Vine a ver a papá, sin entender por qué ya traía tanta prisa de irse. Pensé que todavía podríamos escaparnos en auto a San Felipe. O tomarnos otro de esos carreterazos inolvidables a Mexicali. Quizá simplemente dar una vuelta por Ensenada, recorrer las calles que el cerro de Valle Verde esconde tras de si.
Mientras volaba en el avión hacia Tijuana pensé con las vísceras en las manos en el tiempo que necesitaba resistir para que lo alcanzara a ver, a platicar. Para que me alcanzara a hacer una cara de esas que siempre me hace cuando me vuelve a ver: frunciendo el ceño, haciendo chiquitos los ojos para luego sonreir.
Lo alcancé a ver, si.
Ya no pudimos ir a San felipe, ni a Mexicali. Ya no pudimos salir juntos del hospital.

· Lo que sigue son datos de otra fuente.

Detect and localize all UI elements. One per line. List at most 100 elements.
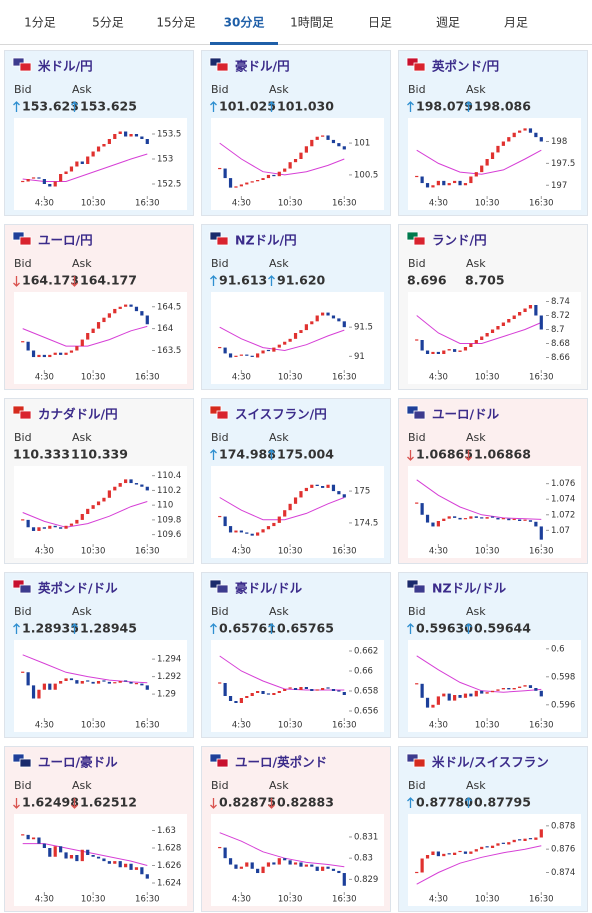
pair-name[interactable]: 米ドル/円 [37, 59, 93, 74]
rate-card[interactable]: 豪ドル/ドル Bid Ask 0.65761 0.65765 0.656 0.658 0.66… [201, 572, 391, 738]
pair-name[interactable]: 米ドル/スイスフラン [431, 755, 549, 770]
ask-value: 1.62512 [80, 795, 137, 810]
pair-name[interactable]: 豪ドル/円 [235, 59, 290, 74]
rate-card[interactable]: NZドル/ドル Bid Ask 0.59630 0.59644 0.596 0.598 0.6… [398, 572, 588, 738]
candle [474, 516, 478, 518]
tab[interactable]: 週足 [436, 16, 460, 30]
flag [19, 758, 32, 768]
candle [415, 175, 419, 178]
pair-name[interactable]: ユーロ/英ポンド [235, 755, 327, 770]
trend-arrow [465, 797, 472, 808]
y-tick-label: 0.656 [354, 707, 378, 717]
candle [293, 688, 298, 690]
ask-value: 101.030 [277, 99, 334, 114]
ask-value: 0.82883 [277, 795, 334, 810]
y-tick-label: 109.8 [157, 515, 181, 525]
candle [331, 315, 336, 319]
tab[interactable]: 30分足 [224, 15, 265, 30]
candle [239, 866, 243, 869]
pair-name[interactable]: 英ポンド/円 [432, 59, 499, 74]
y-tick-label: 153.5 [157, 130, 181, 140]
candle [140, 484, 144, 487]
candle [223, 347, 227, 354]
y-tick-label: 1.29 [157, 690, 176, 700]
candle [261, 691, 265, 694]
rate-card[interactable]: ユーロ/英ポンド Bid Ask 0.82875 0.82883 0.829 0.83 0.8… [201, 746, 391, 912]
rate-card[interactable]: ユーロ/円 Bid Ask 164.173 164.177 163.5 164 164.5 4:… [4, 224, 194, 390]
pair-name[interactable]: カナダドル/円 [38, 407, 118, 422]
rate-card[interactable]: ユーロ/ドル Bid Ask 1.06865 1.06868 1.07 1.072 1.074… [398, 398, 588, 564]
candle [321, 866, 325, 871]
candle [310, 139, 314, 147]
candle [447, 349, 451, 351]
candle [42, 843, 46, 848]
candle [490, 516, 495, 518]
tab[interactable]: 1分足 [24, 16, 56, 30]
candle [431, 522, 435, 527]
rate-card[interactable]: 豪ドル/円 Bid Ask 101.025 101.030 100.5 101 4:30 10:… [201, 50, 391, 216]
candle [107, 681, 111, 684]
candle [463, 693, 468, 698]
candle [129, 479, 133, 484]
flag [19, 236, 32, 246]
candle [288, 687, 292, 689]
pair-name[interactable]: ユーロ/円 [38, 233, 93, 248]
candle [496, 689, 500, 691]
bid-label: Bid [408, 257, 426, 270]
moving-average [416, 315, 542, 344]
ask-label: Ask [466, 257, 486, 270]
x-tick-label: 10:30 [475, 373, 500, 383]
pair-name[interactable]: 英ポンド/ドル [38, 581, 118, 596]
candle [321, 135, 325, 137]
candle [490, 690, 495, 693]
tab[interactable]: 1時間足 [290, 16, 334, 30]
chart-box [211, 118, 384, 210]
rate-card[interactable]: 米ドル/円 Bid Ask 153.623 153.625 152.5 153 153.5 4:… [4, 50, 194, 216]
pair-name[interactable]: ユーロ/ドル [432, 407, 500, 422]
candle [250, 533, 254, 536]
candle [140, 136, 144, 139]
candle [261, 866, 265, 874]
flag [413, 584, 426, 594]
candle [266, 526, 271, 530]
pair-name[interactable]: NZドル/円 [235, 233, 297, 248]
candle [512, 688, 516, 690]
tab[interactable]: 5分足 [92, 16, 124, 30]
rate-card[interactable]: 英ポンド/ドル Bid Ask 1.28935 1.28945 1.29 1.292 1.29… [4, 572, 194, 738]
candle [326, 312, 330, 316]
rate-card[interactable]: 米ドル/スイスフラン Bid Ask 0.87780 0.87795 0.874 0.876… [398, 746, 588, 912]
pair-name[interactable]: NZドル/ドル [432, 581, 507, 596]
rate-card[interactable]: ユーロ/豪ドル Bid Ask 1.62498 1.62512 1.624 1.626 1.6… [4, 746, 194, 912]
ask-label: Ask [466, 83, 486, 96]
flag [216, 236, 229, 246]
candle [113, 308, 117, 314]
rate-card[interactable]: ランド/円 Bid Ask 8.696 8.705 8.66 8.68 8.7 8.72 8.74… [398, 224, 588, 390]
candle [223, 683, 227, 696]
pair-name[interactable]: ユーロ/豪ドル [38, 755, 118, 770]
y-tick-label: 0.6 [551, 644, 565, 654]
bid-label: Bid [408, 83, 426, 96]
candle [124, 131, 128, 137]
candle [107, 861, 111, 864]
candle [234, 186, 238, 188]
candle [277, 691, 281, 693]
flag [406, 57, 419, 67]
candle [96, 681, 101, 684]
tab[interactable]: 日足 [368, 16, 392, 30]
candle [261, 529, 265, 533]
bid-value: 174.988 [219, 447, 276, 462]
pair-name[interactable]: スイスフラン/円 [235, 407, 327, 422]
pair-name[interactable]: 豪ドル/ドル [235, 581, 303, 596]
candle [69, 350, 74, 353]
tab[interactable]: 15分足 [156, 16, 195, 30]
candle [256, 532, 260, 536]
rate-card[interactable]: スイスフラン/円 Bid Ask 174.988 175.004 174.5 175 4:30… [201, 398, 391, 564]
candle [80, 514, 84, 520]
pair-name[interactable]: ランド/円 [432, 233, 487, 248]
rate-card[interactable]: 英ポンド/円 Bid Ask 198.079 198.086 197 197.5 198 4:3… [398, 50, 588, 216]
candle [539, 315, 543, 330]
tab[interactable]: 月足 [504, 16, 528, 30]
candle [342, 494, 346, 498]
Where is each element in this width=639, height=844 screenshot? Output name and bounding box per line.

Al verlo lo tomé de su mano izquierda mientras advertía cuanto habia empequeñecido, cuan frágil se veía su cuerpo entero. Le dije muchas cosas al oído. No sé si me escuchó, ya no pudo contestarme. Sólo lo tomé de la mano izquierda y me quedé asi tres días sin soltarlo, hasta que él me soltó.